Scarpetta examined both ends of the straightened coat hanger, then looked at the small flattened piece of wax inside the plastic bag.
“It’s possible this is how he’d get the thread on the top of the door,” she said. “He’d stick the waxy knot on the tip of the coat hanger. There’s an indentation consistent with the diameter of the wire. Let’s see if I might be right.”
She shut herself out of the apartment, and there was just enough space between the door and the floor for the coat hanger to fit. She slid it back inside the apartment, and Morales opened the door.
“Looney Tuney,” he said. “I don’t mean you, of course.”
The living room was immaculate and masculine, with walls painted a deep shade of blue and hung with a fine collection of original Victorian maps and prints. Oscar had a fondness for dark antiques and English leather, and an obsession with anti-mind-control devices. They were strategically placed everywhere, inexpensive spectrometers, radio frequency field strength and TriField meters, for the supposed detection of various surveillance frequencies such as infrared, magnetic, and radio waves.

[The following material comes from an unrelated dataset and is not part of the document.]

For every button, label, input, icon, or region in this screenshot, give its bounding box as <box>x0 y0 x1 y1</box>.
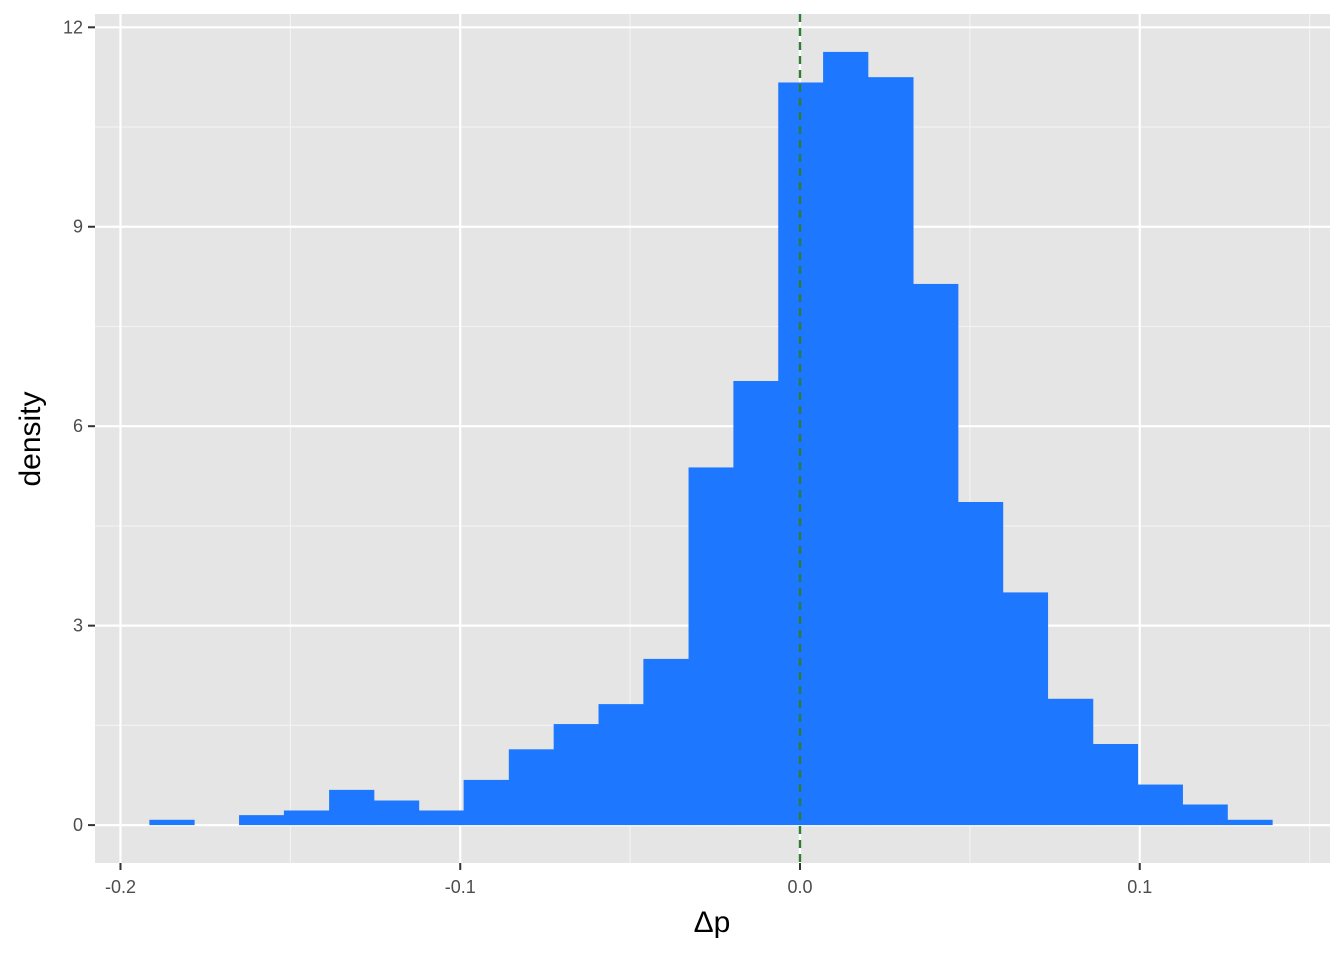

As they walked around the apartment, they discovered antennas and strips of vinyl-coated lead, and buckets of water, and odd contraptions like aluminum foil-lined metal plates wired to batteries and homemade copper pyramids, and hard hats lined with soundproofing foam and topped by small sections of pipe.
An aluminum foil tent completely enclosed Oscar’s bed.
“Wave-jamming devices,” Benton said. “Pyramids and hats to block out sound waves, beamed energies, including psychic energies. He was trying to create a bubble force field around himself.”
Marino and a uniformed officer were carrying a box the size of a washing machine as Lucy got out of a cab in front of Terri Bridges’s brownstone.
Lucy slung a nylon satchel over her shoulder, paid the fare, and watched them load the box into the back of a police van. She hadn’t seen Marino since she’d threatened to blow his head off last spring in his fishing shack, and decided the best approach was to walk right up to him.